At the Academy, Nidhi will be joined by the courageous Swati Mahadik, the wife of martyred Colonel Santosh Mahadik, who sacrificed his life battling terrorists in Kupwara in November last year.
Swati says she had decided to follow in her husband's footsteps when she was bringing his coffin from Udhampur to his native Satara in Maharashtra.
"I could see him in a mirror in his uniform. It was first an emotional decision, but later on I resolved that this was how I could give the children and me a disciplined life that Santosh wanted us to have," says the mother of two, over the phone en route from Pune to Satara.
"Economically, he had empowered us, but I wanted to be independent and he would be proud that I am joining the army," she says.
The defence ministry and the army gave her an age relaxation which she felt removed the biggest hurdle between her and an army career.
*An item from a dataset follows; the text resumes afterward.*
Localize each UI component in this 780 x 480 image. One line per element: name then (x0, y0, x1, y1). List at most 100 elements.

In the days before joining the Academy, Swati hired a fitness coach to keep up with the tough physical standards during the course. "Santosh was a fitness freak while I did not even enjoy going for walks," she says with a laugh, "He used to say one should sweat in a workout and now I sweat just like him."
While her 11-year-old daughter and 6-year-old son are in boarding school, she will be able to have them with her once she becomes an officer.
"My daughter is very understanding. I explained to her that she will have to be in the hostel for two years. My son is too young and will be with me in a year. They understand that first I have to settle myself," she says.
Talking about her martyred husband, a para-commando who was decorated with a Shaurya Chakra, she says the qualities of Colonel Mahadik that shone through was his hard work, down to earth nature and a leadership that earned him the love of his troops.
"He worked as a leader, not as a boss and I would like to carry that," she says.
On the cusp of a new chapter in life after an excruciatingly difficult year, Swati Mahadik says she is satisfied. She still cries in grief, but the intensity of the pain has reduced.
"I miss him. I know I can't bring Santosh back but apart from that whatever I could get I have got. I feel there is something to look forward to now."